L’occasione persa è proprio quella di Piccini che dimostra di non aver compreso il concetto di smart working. Certo, per i pochi fortunati che hanno avuto un’esperienza lavorativa analoga a quella di Piccini è molto semplice capire il senso, più complessa, probabilmente, è l’applicazione pratica. Il rientro in ufficio per i dipendenti pubblici, auspicato anche da esponenti Dem quali Beppe Sala e Pietro Ichino, rappresenta un primo segnale di ritorno alla normalità dopo i mesi difficili che abbiamo vissuto.

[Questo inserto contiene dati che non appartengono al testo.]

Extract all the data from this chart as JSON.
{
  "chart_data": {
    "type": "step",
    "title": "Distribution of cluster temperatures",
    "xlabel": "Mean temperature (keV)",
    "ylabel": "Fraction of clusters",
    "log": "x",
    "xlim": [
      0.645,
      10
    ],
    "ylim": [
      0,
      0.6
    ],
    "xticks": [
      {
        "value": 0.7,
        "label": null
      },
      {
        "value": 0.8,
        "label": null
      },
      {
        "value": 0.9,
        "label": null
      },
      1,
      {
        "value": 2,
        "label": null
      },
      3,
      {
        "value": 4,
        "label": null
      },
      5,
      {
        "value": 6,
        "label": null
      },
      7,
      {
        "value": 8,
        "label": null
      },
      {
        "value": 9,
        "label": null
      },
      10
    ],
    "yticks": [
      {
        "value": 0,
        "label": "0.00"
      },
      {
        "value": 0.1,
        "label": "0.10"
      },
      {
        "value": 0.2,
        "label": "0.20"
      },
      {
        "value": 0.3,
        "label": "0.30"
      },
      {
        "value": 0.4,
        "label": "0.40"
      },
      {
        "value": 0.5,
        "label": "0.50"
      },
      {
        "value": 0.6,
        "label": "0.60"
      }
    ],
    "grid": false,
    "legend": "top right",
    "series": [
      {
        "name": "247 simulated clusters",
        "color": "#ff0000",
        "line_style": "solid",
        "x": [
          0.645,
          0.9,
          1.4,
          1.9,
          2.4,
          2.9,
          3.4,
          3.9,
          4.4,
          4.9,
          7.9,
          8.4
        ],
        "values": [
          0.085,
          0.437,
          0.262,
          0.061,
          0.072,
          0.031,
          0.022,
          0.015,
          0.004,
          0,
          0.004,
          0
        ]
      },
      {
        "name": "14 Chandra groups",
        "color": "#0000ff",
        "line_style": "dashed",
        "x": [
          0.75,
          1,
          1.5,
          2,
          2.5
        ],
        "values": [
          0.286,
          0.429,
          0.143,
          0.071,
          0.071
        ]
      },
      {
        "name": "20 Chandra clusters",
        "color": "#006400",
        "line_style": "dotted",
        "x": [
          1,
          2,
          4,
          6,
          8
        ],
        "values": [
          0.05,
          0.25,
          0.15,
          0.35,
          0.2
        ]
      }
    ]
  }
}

Fuori dalla retorica del dipendente pubblico fannullone, che non c’entra nulla nel caso di Siena, ed entrando nel merito i problemi sono due. Il primo è che lo smart working, che funziona bene già da qualche anno nel settore privato e pure in alcuni Enti pubblici, necessita di una lunga contrattazione tra datore di lavoro e dipendenti volta a disciplinare l’intero rapporto lavorativo (strumenti di lavoro, obiettivi da raggiungere, infortuni sul lavoro ecc.). Il secondo è che lo smart working se preso e trasportato in blocco nella pubblica amministrazione rischia di generare inefficienze, disservizi, ritardi e accumulo di lavoro. All’interno del pubblico impiego c’è infatti tutta una larga fetta di uffici che non possono fare a meno di una presenza costante di personale fisicamente presente e che il lavoro agile non può sostituire se prima non vengono snellite o eliminate molte procedure burocratiche.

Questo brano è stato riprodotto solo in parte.